The 2012-13 campaign for the Los Angeles Lakers was a bizarre one to say the least. It began with the team acquiring both Steve Nash and Dwight Howard to play along side Kobe Bryant and Pau Gasol. Mike Brown hired on Eddie Jordan to employ the Princeton Offense, and the team had a less than torrid start to the season as they finished the preseason without a win, and started the regular season 1-4.
At the end of that five game stretch, Brown was fired and Mike D’Antoni was brought on, in place of Phil Jackson, to lead this team. However, Steve Nash was hurt at the time of D’Antoni’s hiring and the roster was full of aging veterans who weren’t exactly equipped to run his Seven Seconds or Less offense.

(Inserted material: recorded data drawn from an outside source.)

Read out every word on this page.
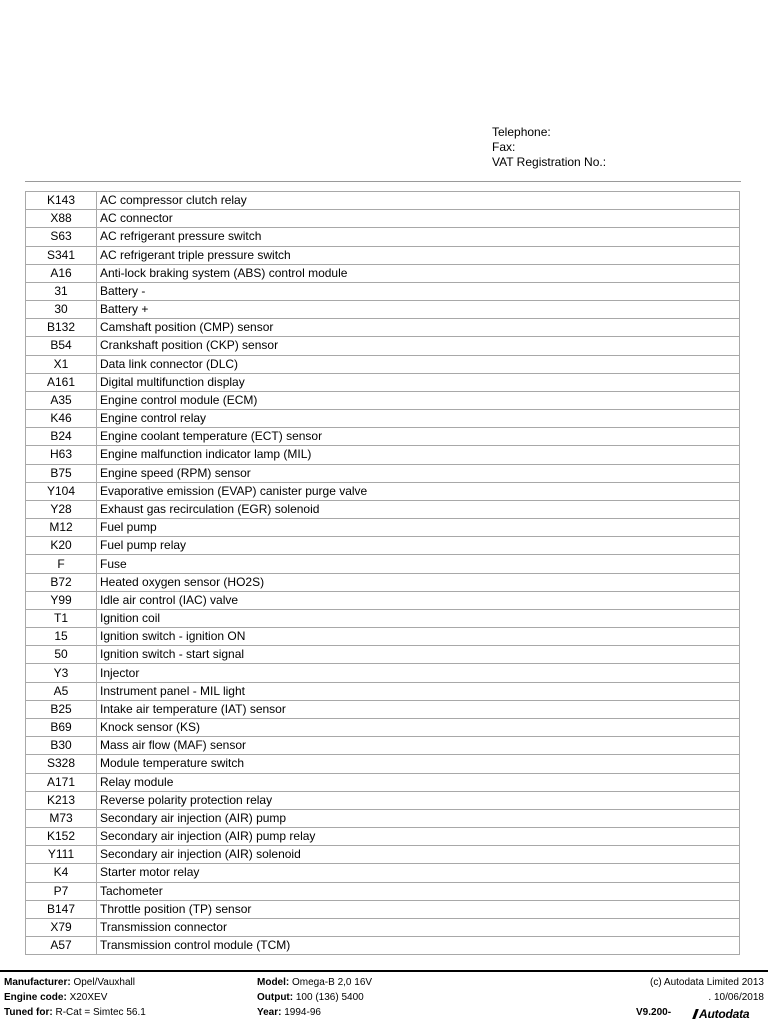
Telephone:
Fax:
VAT Registration No.:
K143	AC compressor clutch relay
X88	AC connector
S63	AC refrigerant pressure switch
S341	AC refrigerant triple pressure switch
A16	Anti-lock braking system (ABS) control module
31	Battery -
30	Battery +
B132	Camshaft position (CMP) sensor
B54	Crankshaft position (CKP) sensor
X1	Data link connector (DLC)
A161	Digital multifunction display
A35	Engine control module (ECM)
K46	Engine control relay
B24	Engine coolant temperature (ECT) sensor
H63	Engine malfunction indicator lamp (MIL)
B75	Engine speed (RPM) sensor
Y104	Evaporative emission (EVAP) canister purge valve
Y28	Exhaust gas recirculation (EGR) solenoid
M12	Fuel pump
K20	Fuel pump relay
F	Fuse
B72	Heated oxygen sensor (HO2S)
Y99	Idle air control (IAC) valve
T1	Ignition coil
15	Ignition switch - ignition ON
50	Ignition switch - start signal
Y3	Injector
A5	Instrument panel - MIL light
B25	Intake air temperature (IAT) sensor
B69	Knock sensor (KS)
B30	Mass air flow (MAF) sensor
S328	Module temperature switch
A171	Relay module
K213	Reverse polarity protection relay
M73	Secondary air injection (AIR) pump
K152	Secondary air injection (AIR) pump relay
Y111	Secondary air injection (AIR) solenoid
K4	Starter motor relay
P7	Tachometer
B147	Throttle position (TP) sensor
X79	Transmission connector
A57	Transmission control module (TCM)
Manufacturer: Opel/Vauxhall
Engine code: X20XEV
Tuned for: R-Cat = Simtec 56.1
Model: Omega-B 2,0 16V
Output: 100 (136) 5400
Year: 1994-96
(c) Autodata Limited 2013
. 10/06/2018
V9.200-	Autodata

D’Antoni sat down with ESPN’s Stephen A. Smith to talk about last season and discussed some of the mistakes he made.
“We tried to spread the floor more than probably what we could. We tried to get Pau out on the wings more than what was good for the team. We tried to run, probably too much, we had to find a rhythm that we could run at. Think that was the biggest things — how do we want to play, what style do we want to play.
“The biggest reason why it took longer than what I hoped is because Nash was out the whole time. I kept thinking, when Nash is back, this will all fall into place.”

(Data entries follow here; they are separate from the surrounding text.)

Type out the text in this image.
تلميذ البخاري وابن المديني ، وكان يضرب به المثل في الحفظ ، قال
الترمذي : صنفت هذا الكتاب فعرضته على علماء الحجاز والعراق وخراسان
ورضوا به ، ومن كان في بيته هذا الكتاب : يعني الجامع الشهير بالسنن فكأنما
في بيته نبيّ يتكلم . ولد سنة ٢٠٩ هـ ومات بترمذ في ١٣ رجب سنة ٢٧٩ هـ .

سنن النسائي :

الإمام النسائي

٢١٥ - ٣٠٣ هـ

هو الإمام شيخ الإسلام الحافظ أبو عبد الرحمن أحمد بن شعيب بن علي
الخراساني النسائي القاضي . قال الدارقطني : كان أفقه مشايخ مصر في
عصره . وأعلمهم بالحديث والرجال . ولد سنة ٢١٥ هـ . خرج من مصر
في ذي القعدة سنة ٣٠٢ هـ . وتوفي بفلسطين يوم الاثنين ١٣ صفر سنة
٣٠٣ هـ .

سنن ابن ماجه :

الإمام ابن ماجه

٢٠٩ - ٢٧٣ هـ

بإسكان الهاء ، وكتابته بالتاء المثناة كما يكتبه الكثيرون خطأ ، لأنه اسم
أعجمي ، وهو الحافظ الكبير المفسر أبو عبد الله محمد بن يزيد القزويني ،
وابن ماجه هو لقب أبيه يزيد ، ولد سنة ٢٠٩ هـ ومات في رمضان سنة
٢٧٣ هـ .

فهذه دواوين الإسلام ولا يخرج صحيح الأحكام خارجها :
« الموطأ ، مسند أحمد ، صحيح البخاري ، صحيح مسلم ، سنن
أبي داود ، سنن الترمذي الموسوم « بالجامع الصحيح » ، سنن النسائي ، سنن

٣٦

Obviously, things didn’t fall into place. The Lakers picked things up a bit in the second half of the season, but a plethora of injuries had them limping into the playoffs, and saw them get bounced in the first round by the San Antonio Spurs.
This year, the roster is a bit more geared toward his style, and some of the new additions to the team will be able to push the pace a little more than the Lakers did last season. Nick Young and Jordan Farmar should be able to push the pace, and should either Wes Johnson or Marcus Landy make the team, they’ll be able to help with spreading the floor.

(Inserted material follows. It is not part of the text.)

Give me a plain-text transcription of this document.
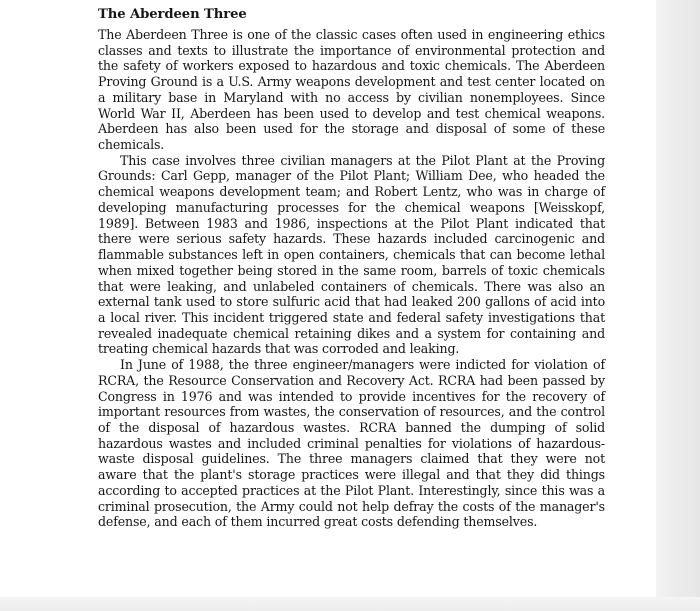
The Aberdeen Three

The Aberdeen Three is one of the classic cases often used in engineering ethics classes and texts to illustrate the importance of environmental protection and the safety of workers exposed to hazardous and toxic chemicals. The Aberdeen Proving Ground is a U.S. Army weapons development and test center located on a military base in Maryland with no access by civilian nonemployees. Since World War II, Aberdeen has been used to develop and test chemical weapons. Aberdeen has also been used for the storage and disposal of some of these chemicals.

This case involves three civilian managers at the Pilot Plant at the Proving Grounds: Carl Gepp, manager of the Pilot Plant; William Dee, who headed the chemical weapons development team; and Robert Lentz, who was in charge of developing manufacturing processes for the chemical weapons [Weisskopf, 1989]. Between 1983 and 1986, inspections at the Pilot Plant indicated that there were serious safety hazards. These hazards included carcinogenic and flammable substances left in open containers, chemicals that can become lethal when mixed together being stored in the same room, barrels of toxic chemicals that were leaking, and unlabeled containers of chemicals. There was also an external tank used to store sulfuric acid that had leaked 200 gallons of acid into a local river. This incident triggered state and federal safety investigations that revealed inadequate chemical retaining dikes and a system for containing and treating chemical hazards that was corroded and leaking.

In June of 1988, the three engineer/managers were indicted for violation of RCRA, the Resource Conservation and Recovery Act. RCRA had been passed by Congress in 1976 and was intended to provide incentives for the recovery of important resources from wastes, the conservation of resources, and the control of the disposal of hazardous wastes. RCRA banned the dumping of solid hazardous wastes and included criminal penalties for violations of hazardous-waste disposal guidelines. The three managers claimed that they were not aware that the plant's storage practices were illegal and that they did things according to accepted practices at the Pilot Plant. Interestingly, since this was a criminal prosecution, the Army could not help defray the costs of the manager's defense, and each of them incurred great costs defending themselves.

Returning role players in Jordan Hill and Jodie Meeks can also play crucial roles for D’Antoni this year. Hill was excellent on the glass, especially on the offensive end and Meeks recorded his lowest eFG% since his second year in the league, it’s not likely that he shoots as low as 35 percent from three again (still 12 percentage points above the league average). Steve Blake should also play a vital role as he’s proven that he can run the offense effectively with both the first and second units.
This year will be interesting, to say the least. The expectations for this season are no where near what they were last year, but the roster is more suited to run D’Antoni’s run-and-gun style. A full training camp will surely help his cause as well.